Dear Ezra and Lian,
Back in 1992, Brad was what both he and I would call an Indian. Not an Indian like your Mom, but what we would probably now call a Native Canadian. He was only a little older than me, but he was probably more my dad’s friend than mine. I didn’t know him all that well, but one night I was giving him and another guy I knew even less a ride home.
Brad lived in a basement apartment by himself I think. As we got close to where he lived, it looked like we were being followed. I told Brad this, but he said drive fast and drop me off quick. I did what I was told. Brad got out of my car and ran for his front door. The car following us stopped right behind us and 5 guys jumped out and ran after Brad. Brad didn’t make it to his door.
The guys got him and dragged him to his front lawn. They all started to viciously punch and kick Brad while he curled up on the ground. The guy sitting beside me started screaming at me. “Drive, drive, drive. Get out of here!! We got to go!!!” I looked behind me and I looked in my rear-view mirror to see Brad endure a terrible beating. I wanted to get out and help. (In those days, nobody had cell phones to call the police.) Sadly, with those panic yells in my ear and fear in my heart, I put my car in gear and sped off.
Later, when I saw Brad, he looked terrible. Still he didn’t want me to call the police or tell anyone, not even my parents. I felt horrible. Brad looked horrible. I did nothing.
The most bizarre and unexpected response to me publicizing these letters to you kids, is the accusation that I’m trying to make myself look like a hero. Maybe it is simply because they can’t read the 25+ letters I’ve already written or the rough outlines for all the other letters, but the exact opposite is true. I wanted you kids to know the truth about me. Part of that truth is knowing that your dad is not a hero, he’s a coward.
Time after time after time, I’ve been faced with a critical decision. The opportunity to do something truly heroic presents itself, but I run away. Every single time, I have played it safe. I have locked my doors, put my car in gear and sped away as my friend got savagely beat up. I could really have risked something, but I didn’t risk anything at all. That is the true story of my life. The fictional, public persona I have is that I’m a humanitarian. I will travel to dangerous places or situations to help people.
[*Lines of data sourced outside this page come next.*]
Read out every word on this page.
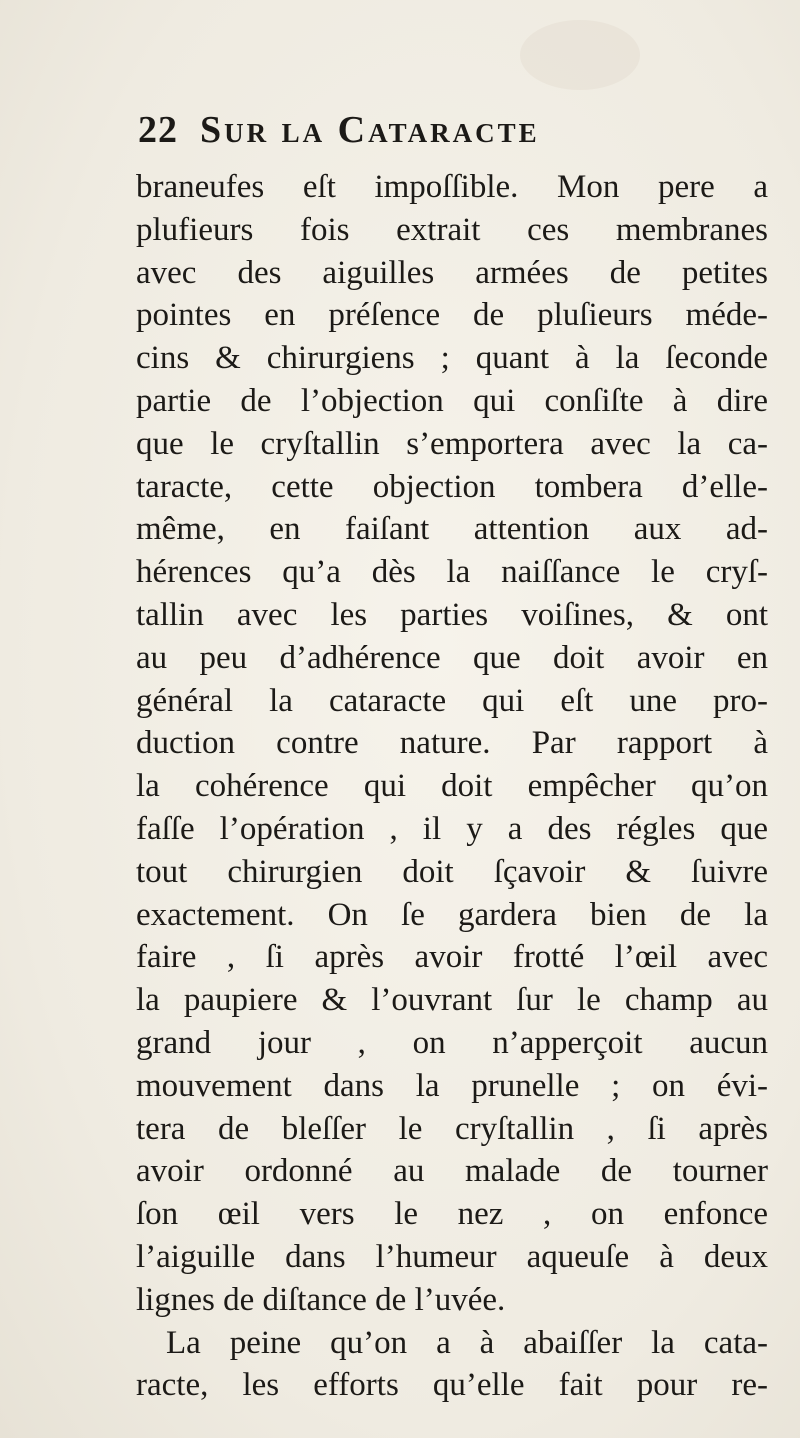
22 Sur la Cataracte
braneufes eſt impoſſible. Mon pere a
plufieurs fois extrait ces membranes
avec des aiguilles armées de petites
pointes en préſence de pluſieurs méde-
cins & chirurgiens ; quant à la ſeconde
partie de l’objection qui conſiſte à dire
que le cryſtallin s’emportera avec la ca-
taracte, cette objection tombera d’elle-
même, en faiſant attention aux ad-
hérences qu’a dès la naiſſance le cryſ-
tallin avec les parties voiſines, & ont
au peu d’adhérence que doit avoir en
général la cataracte qui eſt une pro-
duction contre nature. Par rapport à
la cohérence qui doit empêcher qu’on
faſſe l’opération , il y a des régles que
tout chirurgien doit ſçavoir & ſuivre
exactement. On ſe gardera bien de la
faire , ſi après avoir frotté l’œil avec
la paupiere & l’ouvrant ſur le champ au
grand jour , on n’apperçoit aucun
mouvement dans la prunelle ; on évi-
tera de bleſſer le cryſtallin , ſi après
avoir ordonné au malade de tourner
ſon œil vers le nez , on enfonce
l’aiguille dans l’humeur aqueuſe à deux
lignes de diſtance de l’uvée.
La peine qu’on a à abaiſſer la cata-
racte, les efforts qu’elle fait pour re-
Actually, as soon as it really gets dangerous, then I fly away and leave people behind to fend for themselves. From my Fishing story to my Champhai stories to my Manipur story, I hope you can see that. If you can’t, I hope this letter clears this up.
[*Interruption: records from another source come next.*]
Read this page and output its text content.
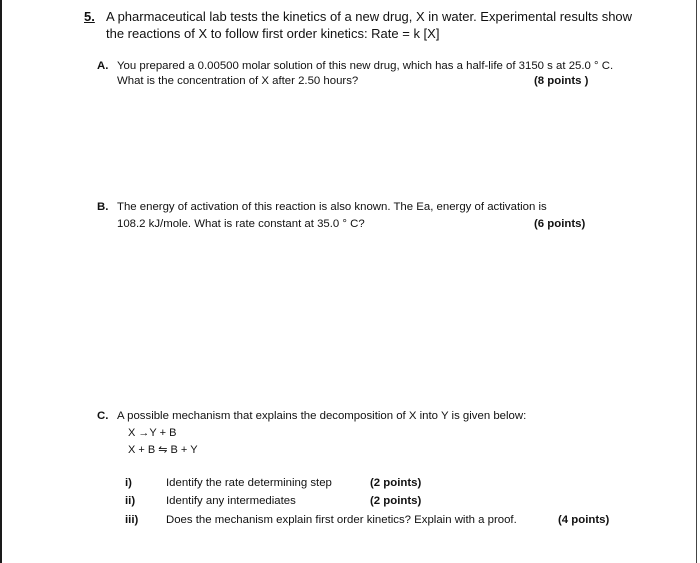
5. A pharmaceutical lab tests the kinetics of a new drug, X in water. Experimental results show
the reactions of X to follow first order kinetics: Rate = k [X]
A. You prepared a 0.00500 molar solution of this new drug, which has a half-life of 3150 s at 25.0 ° C.
What is the concentration of X after 2.50 hours?	(8 points )
B. The energy of activation of this reaction is also known. The Ea, energy of activation is
108.2 kJ/mole. What is rate constant at 35.0 ° C?	(6 points)
C. A possible mechanism that explains the decomposition of X into Y is given below:
X →Y + B
X + B ⇋ B + Y
i)	Identify the rate determining step	(2 points)
ii)	Identify any intermediates	(2 points)
iii) Does the mechanism explain first order kinetics? Explain with a proof.	(4 points)
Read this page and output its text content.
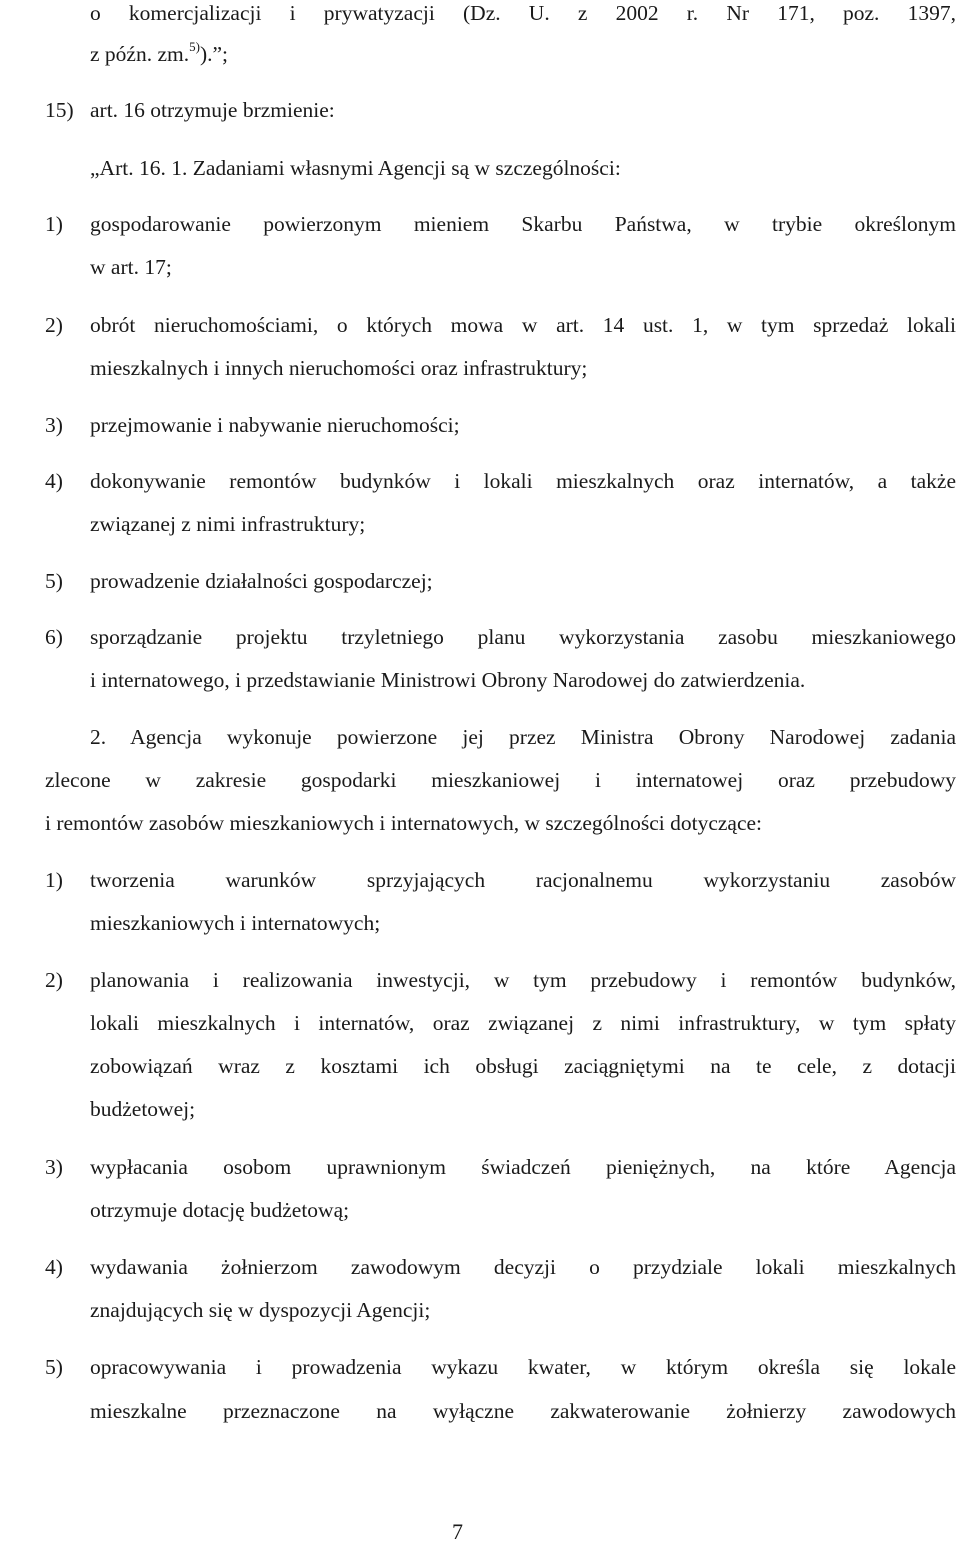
o komercjalizacji i prywatyzacji (Dz. U. z 2002 r. Nr 171, poz. 1397,
z późn. zm.$^{5)}$).”;
15) art. 16 otrzymuje brzmienie:
„Art. 16. 1. Zadaniami własnymi Agencji są w szczególności:
1) gospodarowanie powierzonym mieniem Skarbu Państwa, w trybie określonym
w art. 17;
2) obrót nieruchomościami, o których mowa w art. 14 ust. 1, w tym sprzedaż lokali
mieszkalnych i innych nieruchomości oraz infrastruktury;
3) przejmowanie i nabywanie nieruchomości;
4) dokonywanie remontów budynków i lokali mieszkalnych oraz internatów, a także
związanej z nimi infrastruktury;
5) prowadzenie działalności gospodarczej;
6) sporządzanie projektu trzyletniego planu wykorzystania zasobu mieszkaniowego
i internatowego, i przedstawianie Ministrowi Obrony Narodowej do zatwierdzenia.
2. Agencja wykonuje powierzone jej przez Ministra Obrony Narodowej zadania
zlecone w zakresie gospodarki mieszkaniowej i internatowej oraz przebudowy
i remontów zasobów mieszkaniowych i internatowych, w szczególności dotyczące:
1) tworzenia warunków sprzyjających racjonalnemu wykorzystaniu zasobów
mieszkaniowych i internatowych;
2) planowania i realizowania inwestycji, w tym przebudowy i remontów budynków,
lokali mieszkalnych i internatów, oraz związanej z nimi infrastruktury, w tym spłaty
zobowiązań wraz z kosztami ich obsługi zaciągniętymi na te cele, z dotacji
budżetowej;
3) wypłacania osobom uprawnionym świadczeń pieniężnych, na które Agencja
otrzymuje dotację budżetową;
4) wydawania żołnierzom zawodowym decyzji o przydziale lokali mieszkalnych
znajdujących się w dyspozycji Agencji;
5) opracowywania i prowadzenia wykazu kwater, w którym określa się lokale
mieszkalne przeznaczone na wyłączne zakwaterowanie żołnierzy zawodowych
7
The only time I have ever done anything approaching heroism is what I did when your mom and I separated two years ago. My every impulse was to run away and hide from the world. Despite my deep love for you, I was filled with so much shame at my failed marriage, I wanted to fly far away and never come back. I didn’t do that. I stuck around. When I faced the day to day grind of looking after a toddler still in diapers; Lian still being nursed by her mother until the day she left, I didn’t give up. We had to work through so many issues with Ezra’s autism and him being in school for the first time. Through all of these difficulties, I treated your mom with respect and kindness even though my heart gets crushed every week I see her again. I confronted my fears and with the help of so many others, I persevered. By God’s grace I made it.
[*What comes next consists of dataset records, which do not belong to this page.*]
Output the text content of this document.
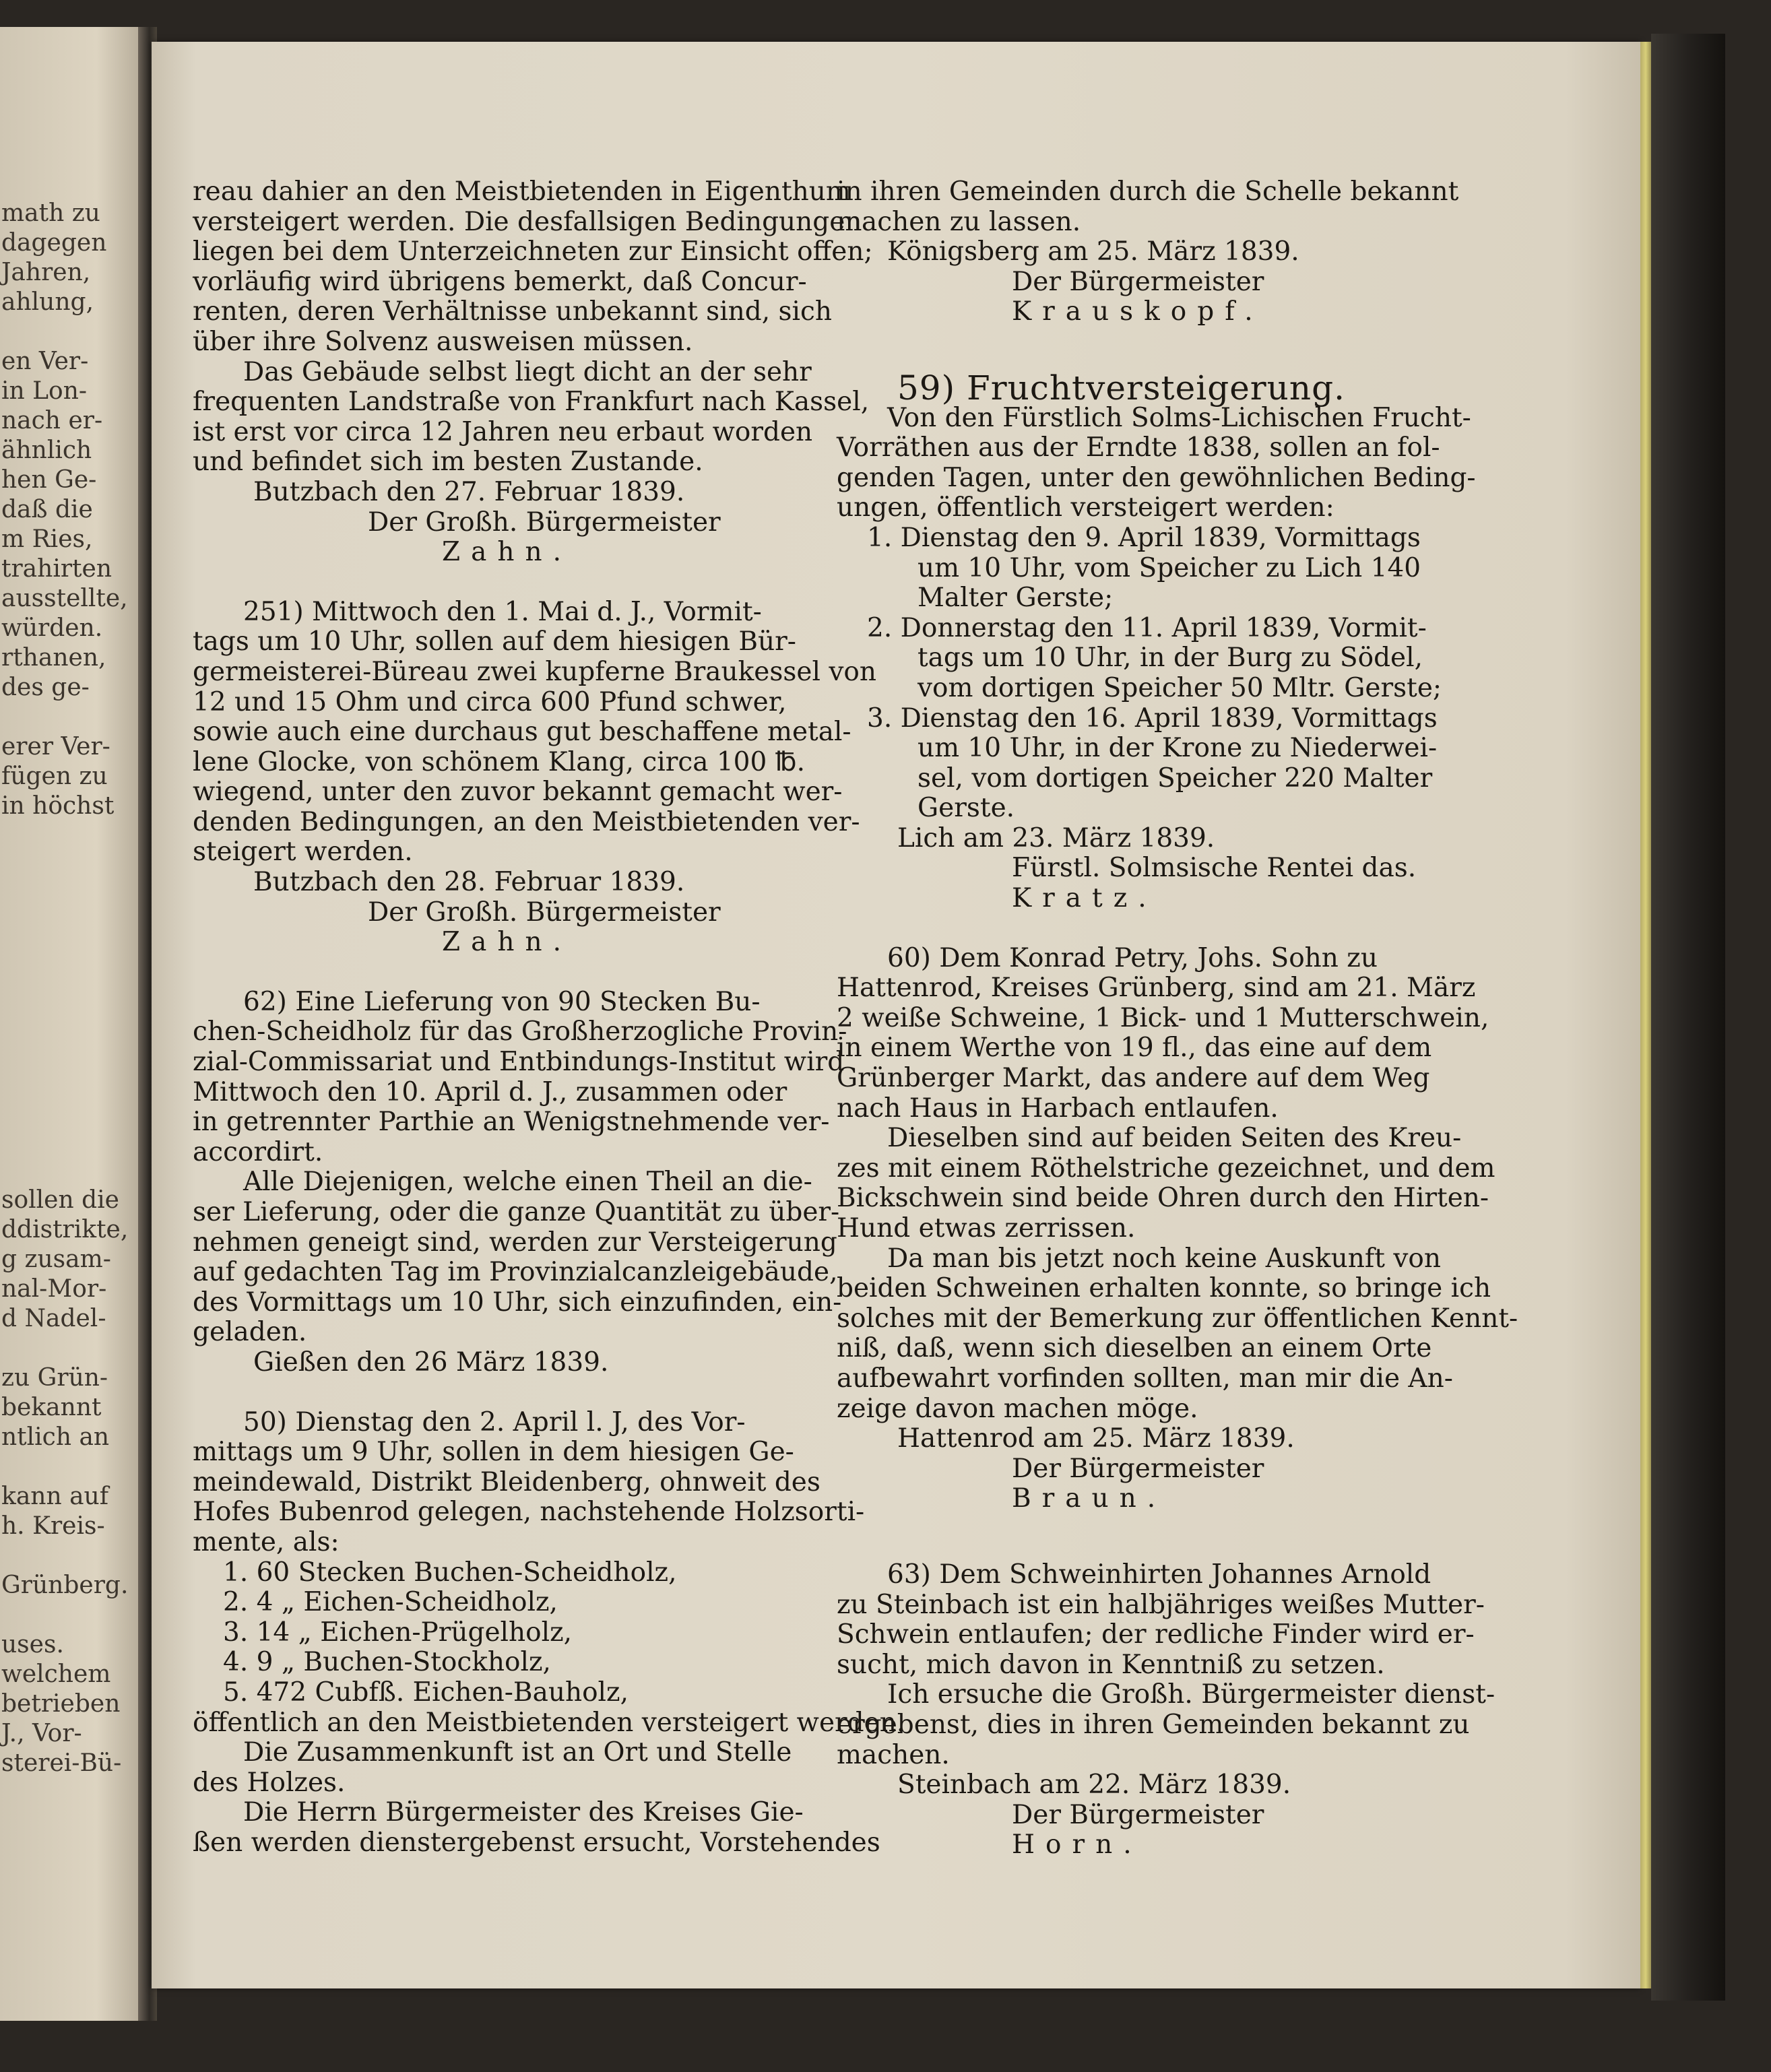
math zu
dagegen
Jahren,
ahlung,
en Ver-
in Lon-
nach er-
ähnlich
hen Ge-
daß die
m Ries,
trahirten
ausstellte,
würden.
rthanen,
des ge-
erer Ver-
fügen zu
in höchst
sollen die
ddistrikte,
g zusam-
nal-Mor-
d Nadel-
zu Grün-
bekannt
ntlich an
kann auf
h. Kreis-
Grünberg.
uses.
welchem
betrieben
J., Vor-
sterei-Bü-
reau dahier an den Meistbietenden in Eigenthum
versteigert werden. Die desfallsigen Bedingungen
liegen bei dem Unterzeichneten zur Einsicht offen;
vorläufig wird übrigens bemerkt, daß Concur-
renten, deren Verhältnisse unbekannt sind, sich
über ihre Solvenz ausweisen müssen.
Das Gebäude selbst liegt dicht an der sehr
frequenten Landstraße von Frankfurt nach Kassel,
ist erst vor circa 12 Jahren neu erbaut worden
und befindet sich im besten Zustande.
Butzbach den 27. Februar 1839.
Der Großh. Bürgermeister
Zahn.
251) Mittwoch den 1. Mai d. J., Vormit-
tags um 10 Uhr, sollen auf dem hiesigen Bür-
germeisterei-Büreau zwei kupferne Braukessel von
12 und 15 Ohm und circa 600 Pfund schwer,
sowie auch eine durchaus gut beschaffene metal-
lene Glocke, von schönem Klang, circa 100 ℔.
wiegend, unter den zuvor bekannt gemacht wer-
denden Bedingungen, an den Meistbietenden ver-
steigert werden.
Butzbach den 28. Februar 1839.
Der Großh. Bürgermeister
Zahn.
62) Eine Lieferung von 90 Stecken Bu-
chen-Scheidholz für das Großherzogliche Provin-
zial-Commissariat und Entbindungs-Institut wird
Mittwoch den 10. April d. J., zusammen oder
in getrennter Parthie an Wenigstnehmende ver-
accordirt.
Alle Diejenigen, welche einen Theil an die-
ser Lieferung, oder die ganze Quantität zu über-
nehmen geneigt sind, werden zur Versteigerung
auf gedachten Tag im Provinzialcanzleigebäude,
des Vormittags um 10 Uhr, sich einzufinden, ein-
geladen.
Gießen den 26 März 1839.
50) Dienstag den 2. April l. J, des Vor-
mittags um 9 Uhr, sollen in dem hiesigen Ge-
meindewald, Distrikt Bleidenberg, ohnweit des
Hofes Bubenrod gelegen, nachstehende Holzsorti-
mente, als:
1. 60 Stecken Buchen-Scheidholz,
2. 4 „ Eichen-Scheidholz,
3. 14 „ Eichen-Prügelholz,
4. 9 „ Buchen-Stockholz,
5. 472 Cubfß. Eichen-Bauholz,
öffentlich an den Meistbietenden versteigert werden.
Die Zusammenkunft ist an Ort und Stelle
des Holzes.
Die Herrn Bürgermeister des Kreises Gie-
ßen werden dienstergebenst ersucht, Vorstehendes
in ihren Gemeinden durch die Schelle bekannt
machen zu lassen.
Königsberg am 25. März 1839.
Der Bürgermeister
Krauskopf.
59) Fruchtversteigerung.
Von den Fürstlich Solms-Lichischen Frucht-
Vorräthen aus der Erndte 1838, sollen an fol-
genden Tagen, unter den gewöhnlichen Beding-
ungen, öffentlich versteigert werden:
1. Dienstag den 9. April 1839, Vormittags
um 10 Uhr, vom Speicher zu Lich 140
Malter Gerste;
2. Donnerstag den 11. April 1839, Vormit-
tags um 10 Uhr, in der Burg zu Södel,
vom dortigen Speicher 50 Mltr. Gerste;
3. Dienstag den 16. April 1839, Vormittags
um 10 Uhr, in der Krone zu Niederwei-
sel, vom dortigen Speicher 220 Malter
Gerste.
Lich am 23. März 1839.
Fürstl. Solmsische Rentei das.
Kratz.
60) Dem Konrad Petry, Johs. Sohn zu
Hattenrod, Kreises Grünberg, sind am 21. März
2 weiße Schweine, 1 Bick- und 1 Mutterschwein,
in einem Werthe von 19 fl., das eine auf dem
Grünberger Markt, das andere auf dem Weg
nach Haus in Harbach entlaufen.
Dieselben sind auf beiden Seiten des Kreu-
zes mit einem Röthelstriche gezeichnet, und dem
Bickschwein sind beide Ohren durch den Hirten-
Hund etwas zerrissen.
Da man bis jetzt noch keine Auskunft von
beiden Schweinen erhalten konnte, so bringe ich
solches mit der Bemerkung zur öffentlichen Kennt-
niß, daß, wenn sich dieselben an einem Orte
aufbewahrt vorfinden sollten, man mir die An-
zeige davon machen möge.
Hattenrod am 25. März 1839.
Der Bürgermeister
Braun.
63) Dem Schweinhirten Johannes Arnold
zu Steinbach ist ein halbjähriges weißes Mutter-
Schwein entlaufen; der redliche Finder wird er-
sucht, mich davon in Kenntniß zu setzen.
Ich ersuche die Großh. Bürgermeister dienst-
ergebenst, dies in ihren Gemeinden bekannt zu
machen.
Steinbach am 22. März 1839.
Der Bürgermeister
Horn.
We can’t call it heroism because millions, mostly women, do it every year. No one ever sings their praises, but they are heroes. I have put them in your life, so you can model your lives after them. There are so many shortcuts a single parent can take to try to deal with the pain, manage their lives, their finances and their kids. Your “aunties” have not. I didn’t either.
In all my stories, know this to be true. Nothing was more difficult than being a single parent these last two years. Nothing has been more physically, emotionally, mentally, financially, spiritually, every which way you can imagine challenging then doing this. Almost every one of my letters is a “cautionary tale”. Don’t be an idiot like your dad. Half of this letter is that; don’t run away like your Dad does when faced with a difficult situation. The other half is this; if for once in your Dad’s life he could endure, so can you.